Due to the massive supply of polysilicon, the price of solar technology has come down considerably. Currently, the utility scale PV has come down to $2,000 per KW of capacity from $3,250 in 2010 and most solar market research firms project that the costs will keep climbing down in the coming years.
In addition, efforts are being made to bring down the soft costs, such as labor and systems design, of solar, which currently make up anywhere between 52% and 64% of total installation costs. These soft costs are the primary reason why the solar technology in the U.S. is considerably more expensive than in Germany. In addition to falling soft costs, solar panel prices are also estimated to fall as solar cells become more efficient, and manufacturers realize greater economies of scale. So, one can expect the prices to drop considerably in the foreseeable future.

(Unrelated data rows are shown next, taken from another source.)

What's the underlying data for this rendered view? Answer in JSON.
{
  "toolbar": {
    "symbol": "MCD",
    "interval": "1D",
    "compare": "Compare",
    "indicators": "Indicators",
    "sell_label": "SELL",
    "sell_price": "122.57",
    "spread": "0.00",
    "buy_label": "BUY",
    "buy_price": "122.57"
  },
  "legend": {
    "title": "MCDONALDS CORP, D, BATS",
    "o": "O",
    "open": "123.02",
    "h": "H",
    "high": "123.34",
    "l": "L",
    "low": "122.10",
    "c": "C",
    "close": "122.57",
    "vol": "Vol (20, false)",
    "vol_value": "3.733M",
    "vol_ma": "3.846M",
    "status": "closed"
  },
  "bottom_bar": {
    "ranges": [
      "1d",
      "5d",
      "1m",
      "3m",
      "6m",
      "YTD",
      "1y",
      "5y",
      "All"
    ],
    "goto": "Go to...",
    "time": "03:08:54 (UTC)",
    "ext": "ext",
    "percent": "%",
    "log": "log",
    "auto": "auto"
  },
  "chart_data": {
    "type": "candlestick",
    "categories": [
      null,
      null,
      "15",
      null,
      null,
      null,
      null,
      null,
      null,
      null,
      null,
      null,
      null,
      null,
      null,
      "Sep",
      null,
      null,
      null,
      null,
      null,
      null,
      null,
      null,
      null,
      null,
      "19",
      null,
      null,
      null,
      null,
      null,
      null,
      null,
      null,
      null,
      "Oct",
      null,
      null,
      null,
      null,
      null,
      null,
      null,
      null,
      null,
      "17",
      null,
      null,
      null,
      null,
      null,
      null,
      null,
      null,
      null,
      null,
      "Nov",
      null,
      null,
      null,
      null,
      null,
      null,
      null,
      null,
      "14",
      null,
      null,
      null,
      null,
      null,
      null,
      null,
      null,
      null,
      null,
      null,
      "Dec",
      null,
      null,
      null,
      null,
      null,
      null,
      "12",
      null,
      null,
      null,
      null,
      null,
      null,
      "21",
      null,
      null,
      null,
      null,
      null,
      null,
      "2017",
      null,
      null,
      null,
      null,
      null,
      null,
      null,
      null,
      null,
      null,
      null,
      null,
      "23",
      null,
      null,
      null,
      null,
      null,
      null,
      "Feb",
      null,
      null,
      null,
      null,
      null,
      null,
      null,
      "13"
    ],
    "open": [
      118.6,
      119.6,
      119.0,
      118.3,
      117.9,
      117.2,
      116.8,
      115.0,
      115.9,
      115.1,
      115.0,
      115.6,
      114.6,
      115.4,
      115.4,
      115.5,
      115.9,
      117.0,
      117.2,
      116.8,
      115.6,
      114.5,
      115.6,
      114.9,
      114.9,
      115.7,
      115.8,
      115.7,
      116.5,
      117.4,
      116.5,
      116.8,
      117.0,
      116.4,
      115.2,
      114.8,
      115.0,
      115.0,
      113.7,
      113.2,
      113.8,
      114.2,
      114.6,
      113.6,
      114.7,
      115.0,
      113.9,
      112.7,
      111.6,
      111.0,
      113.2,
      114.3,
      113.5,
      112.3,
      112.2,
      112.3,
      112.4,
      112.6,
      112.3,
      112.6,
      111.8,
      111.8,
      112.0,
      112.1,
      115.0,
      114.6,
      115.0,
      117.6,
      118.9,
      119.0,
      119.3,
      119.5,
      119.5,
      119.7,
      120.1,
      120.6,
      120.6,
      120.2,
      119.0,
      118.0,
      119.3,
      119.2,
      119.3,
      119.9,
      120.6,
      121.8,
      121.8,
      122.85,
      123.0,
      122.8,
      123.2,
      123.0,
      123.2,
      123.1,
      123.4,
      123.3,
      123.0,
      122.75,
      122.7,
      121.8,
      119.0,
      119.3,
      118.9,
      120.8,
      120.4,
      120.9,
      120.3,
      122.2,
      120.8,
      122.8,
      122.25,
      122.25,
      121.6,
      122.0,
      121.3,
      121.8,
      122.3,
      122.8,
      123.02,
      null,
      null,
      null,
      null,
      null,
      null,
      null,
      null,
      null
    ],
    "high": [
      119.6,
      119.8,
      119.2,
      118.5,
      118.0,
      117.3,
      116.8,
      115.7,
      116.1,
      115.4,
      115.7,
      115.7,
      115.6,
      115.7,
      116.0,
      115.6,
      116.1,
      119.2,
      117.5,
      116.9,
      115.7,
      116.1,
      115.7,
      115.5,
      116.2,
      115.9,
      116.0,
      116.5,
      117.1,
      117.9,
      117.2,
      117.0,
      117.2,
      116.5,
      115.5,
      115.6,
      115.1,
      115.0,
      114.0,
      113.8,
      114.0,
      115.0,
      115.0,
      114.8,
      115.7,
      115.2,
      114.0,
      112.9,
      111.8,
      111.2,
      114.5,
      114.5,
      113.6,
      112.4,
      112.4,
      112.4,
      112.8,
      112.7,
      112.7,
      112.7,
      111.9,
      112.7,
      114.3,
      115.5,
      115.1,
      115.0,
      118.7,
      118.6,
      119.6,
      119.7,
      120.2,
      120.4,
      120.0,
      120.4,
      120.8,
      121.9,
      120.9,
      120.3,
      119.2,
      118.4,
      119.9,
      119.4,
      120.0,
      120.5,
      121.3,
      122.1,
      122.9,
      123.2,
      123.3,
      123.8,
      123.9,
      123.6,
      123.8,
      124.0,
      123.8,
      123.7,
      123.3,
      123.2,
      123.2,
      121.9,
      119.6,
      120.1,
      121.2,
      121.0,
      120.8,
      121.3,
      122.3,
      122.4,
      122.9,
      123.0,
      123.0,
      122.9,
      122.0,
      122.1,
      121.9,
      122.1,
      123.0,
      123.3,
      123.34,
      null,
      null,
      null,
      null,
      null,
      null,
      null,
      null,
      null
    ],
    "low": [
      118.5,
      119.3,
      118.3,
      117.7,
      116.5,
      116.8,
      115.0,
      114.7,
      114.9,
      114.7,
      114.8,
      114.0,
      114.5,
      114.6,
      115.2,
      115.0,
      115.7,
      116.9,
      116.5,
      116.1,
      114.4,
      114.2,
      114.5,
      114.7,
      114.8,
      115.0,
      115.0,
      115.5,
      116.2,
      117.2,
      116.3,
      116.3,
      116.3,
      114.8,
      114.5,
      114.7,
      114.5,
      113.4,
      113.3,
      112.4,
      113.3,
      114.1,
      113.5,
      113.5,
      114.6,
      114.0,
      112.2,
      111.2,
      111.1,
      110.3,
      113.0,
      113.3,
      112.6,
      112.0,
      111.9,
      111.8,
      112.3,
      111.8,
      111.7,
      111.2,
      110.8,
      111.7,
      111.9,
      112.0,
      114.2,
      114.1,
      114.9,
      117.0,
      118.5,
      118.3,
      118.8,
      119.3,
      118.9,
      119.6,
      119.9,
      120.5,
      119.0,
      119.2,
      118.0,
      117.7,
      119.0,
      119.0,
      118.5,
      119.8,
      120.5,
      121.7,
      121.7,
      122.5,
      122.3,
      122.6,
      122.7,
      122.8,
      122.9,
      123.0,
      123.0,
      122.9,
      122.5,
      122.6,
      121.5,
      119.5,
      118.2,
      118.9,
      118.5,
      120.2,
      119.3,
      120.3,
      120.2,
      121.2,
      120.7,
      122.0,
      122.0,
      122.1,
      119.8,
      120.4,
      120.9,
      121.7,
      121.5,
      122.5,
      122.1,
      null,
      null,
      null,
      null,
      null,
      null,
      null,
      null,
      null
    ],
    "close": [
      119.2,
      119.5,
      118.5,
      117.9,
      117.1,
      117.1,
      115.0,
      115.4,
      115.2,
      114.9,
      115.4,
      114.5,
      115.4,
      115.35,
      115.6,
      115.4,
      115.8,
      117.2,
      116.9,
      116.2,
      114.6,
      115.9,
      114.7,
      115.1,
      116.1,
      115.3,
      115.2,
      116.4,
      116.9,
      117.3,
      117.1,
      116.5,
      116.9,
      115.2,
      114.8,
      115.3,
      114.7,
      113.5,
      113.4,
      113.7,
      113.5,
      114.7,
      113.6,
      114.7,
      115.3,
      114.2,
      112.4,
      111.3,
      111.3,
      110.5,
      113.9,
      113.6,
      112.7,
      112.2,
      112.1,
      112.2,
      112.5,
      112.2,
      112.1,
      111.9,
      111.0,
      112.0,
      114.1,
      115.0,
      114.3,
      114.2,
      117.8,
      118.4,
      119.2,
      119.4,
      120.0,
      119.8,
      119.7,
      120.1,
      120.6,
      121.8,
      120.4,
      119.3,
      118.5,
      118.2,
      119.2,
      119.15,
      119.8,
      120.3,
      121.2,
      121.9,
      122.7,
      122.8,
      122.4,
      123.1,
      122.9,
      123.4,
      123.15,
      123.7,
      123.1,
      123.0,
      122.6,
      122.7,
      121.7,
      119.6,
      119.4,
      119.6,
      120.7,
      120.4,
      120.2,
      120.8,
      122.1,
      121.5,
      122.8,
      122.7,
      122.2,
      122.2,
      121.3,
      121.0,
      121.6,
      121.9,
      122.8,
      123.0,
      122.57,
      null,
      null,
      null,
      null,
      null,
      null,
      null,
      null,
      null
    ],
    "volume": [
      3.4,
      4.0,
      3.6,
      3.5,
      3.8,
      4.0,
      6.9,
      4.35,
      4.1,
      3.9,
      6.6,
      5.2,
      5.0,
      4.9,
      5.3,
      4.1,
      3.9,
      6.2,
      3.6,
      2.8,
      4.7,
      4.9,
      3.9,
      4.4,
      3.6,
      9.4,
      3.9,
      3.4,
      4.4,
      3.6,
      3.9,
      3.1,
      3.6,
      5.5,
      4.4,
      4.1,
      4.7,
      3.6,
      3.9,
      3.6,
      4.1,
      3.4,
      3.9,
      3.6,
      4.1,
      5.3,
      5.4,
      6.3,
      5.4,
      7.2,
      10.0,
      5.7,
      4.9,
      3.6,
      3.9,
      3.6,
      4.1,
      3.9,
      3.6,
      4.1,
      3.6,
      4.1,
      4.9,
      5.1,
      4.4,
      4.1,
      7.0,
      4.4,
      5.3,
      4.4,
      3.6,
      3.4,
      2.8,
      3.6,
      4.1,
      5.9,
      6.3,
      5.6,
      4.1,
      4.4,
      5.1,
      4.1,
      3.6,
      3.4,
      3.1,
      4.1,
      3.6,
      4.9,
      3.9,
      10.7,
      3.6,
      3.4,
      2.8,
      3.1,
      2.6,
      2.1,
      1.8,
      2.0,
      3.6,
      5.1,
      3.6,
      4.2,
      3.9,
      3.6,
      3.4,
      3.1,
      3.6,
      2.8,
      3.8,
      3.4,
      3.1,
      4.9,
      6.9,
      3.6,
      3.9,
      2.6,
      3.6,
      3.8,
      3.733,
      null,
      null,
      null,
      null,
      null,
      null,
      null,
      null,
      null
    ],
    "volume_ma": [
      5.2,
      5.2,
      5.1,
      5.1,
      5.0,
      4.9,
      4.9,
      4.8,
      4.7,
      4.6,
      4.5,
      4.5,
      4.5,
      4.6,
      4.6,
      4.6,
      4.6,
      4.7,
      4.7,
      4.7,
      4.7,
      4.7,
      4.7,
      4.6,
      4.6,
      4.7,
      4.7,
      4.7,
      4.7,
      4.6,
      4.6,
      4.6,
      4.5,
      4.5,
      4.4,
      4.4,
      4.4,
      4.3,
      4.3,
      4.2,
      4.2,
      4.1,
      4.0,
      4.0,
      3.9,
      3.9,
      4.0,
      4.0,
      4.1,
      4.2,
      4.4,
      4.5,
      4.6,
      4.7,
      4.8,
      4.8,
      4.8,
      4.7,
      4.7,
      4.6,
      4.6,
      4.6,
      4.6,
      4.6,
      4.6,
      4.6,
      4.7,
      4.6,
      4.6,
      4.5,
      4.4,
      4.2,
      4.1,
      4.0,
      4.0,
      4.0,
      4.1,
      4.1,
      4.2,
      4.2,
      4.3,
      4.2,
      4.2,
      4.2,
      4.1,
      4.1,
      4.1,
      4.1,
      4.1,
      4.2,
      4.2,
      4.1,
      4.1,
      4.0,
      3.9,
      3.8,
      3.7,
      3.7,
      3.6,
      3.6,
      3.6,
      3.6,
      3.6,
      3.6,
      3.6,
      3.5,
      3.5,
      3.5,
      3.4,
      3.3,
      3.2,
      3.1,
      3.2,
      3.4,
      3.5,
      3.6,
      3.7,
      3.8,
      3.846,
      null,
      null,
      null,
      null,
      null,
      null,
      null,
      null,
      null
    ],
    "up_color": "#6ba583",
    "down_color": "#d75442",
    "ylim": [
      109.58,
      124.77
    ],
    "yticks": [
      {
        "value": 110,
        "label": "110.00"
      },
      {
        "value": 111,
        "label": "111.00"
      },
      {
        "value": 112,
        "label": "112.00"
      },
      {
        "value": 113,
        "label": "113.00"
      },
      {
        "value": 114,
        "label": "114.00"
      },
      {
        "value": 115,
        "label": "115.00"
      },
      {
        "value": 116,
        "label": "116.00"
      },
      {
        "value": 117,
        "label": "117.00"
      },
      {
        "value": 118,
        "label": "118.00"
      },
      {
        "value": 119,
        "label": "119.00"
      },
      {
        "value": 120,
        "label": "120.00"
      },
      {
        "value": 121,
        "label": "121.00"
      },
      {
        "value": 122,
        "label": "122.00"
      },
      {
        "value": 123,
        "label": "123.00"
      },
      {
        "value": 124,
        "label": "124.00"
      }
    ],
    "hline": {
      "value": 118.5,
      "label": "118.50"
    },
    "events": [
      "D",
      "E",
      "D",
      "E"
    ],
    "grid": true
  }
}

In fact, solar has already become cost competitive. As per Deutsche Bank, the levelized cost of energy for solar is projected to be $0.11 to $0.15 per kilowatt hour, compared with $0.11 to $0.37 kilowatt hour for retail electricity, for states likes New Jersey, New York, Connecticut and Vermont. Deutsche says that presently, solar is competitive without subsidies in at least 19 markets globally and it expects more markets to reach grid parity in 2014 as solar system prices decline further.
Residential Segment Will Drive Growth
Non-residential solar is expected to drive SolarCity's growth, but it was the residential segment which contributed the most to the company's success. Solarcity dominated this segment and had four times the market share of its closest rival, Vivint.
Unique sales ventures with Honda (HMC), Viridian Energy, and Home Depot (HD) helped to boost its market share, attracting a new base of customers, noted solar analyst Nicole Litvak. SolarCity already commands 32% market share in this segment and the reducing prices should help it to perform even better. The company expects to double installations to 475MW - 525MW in 2014.
Instead of manufacturing solar cells, SolarCity acquires them from different suppliers. The company has been acquiring firms to reduce both customer acquisition cost and PV installations. In addition, this restricts the risk of reducing silicon prices which have had a big negative impact on the U.S.A. based solar companies in the recent past.
SolarCity's valuation may be ahead of its fundamentals, but solar energy is expected to grow a great deal in the coming years and being the market leader, SolarCity is poised to benefit the most from the solar revolution. Going forward, I expect the increase in demand of solar energy, boosted by cost reduction, to enhance SolarCity's margins. Therefore, I think SolarCity is a good buy despite of its inflated valuation.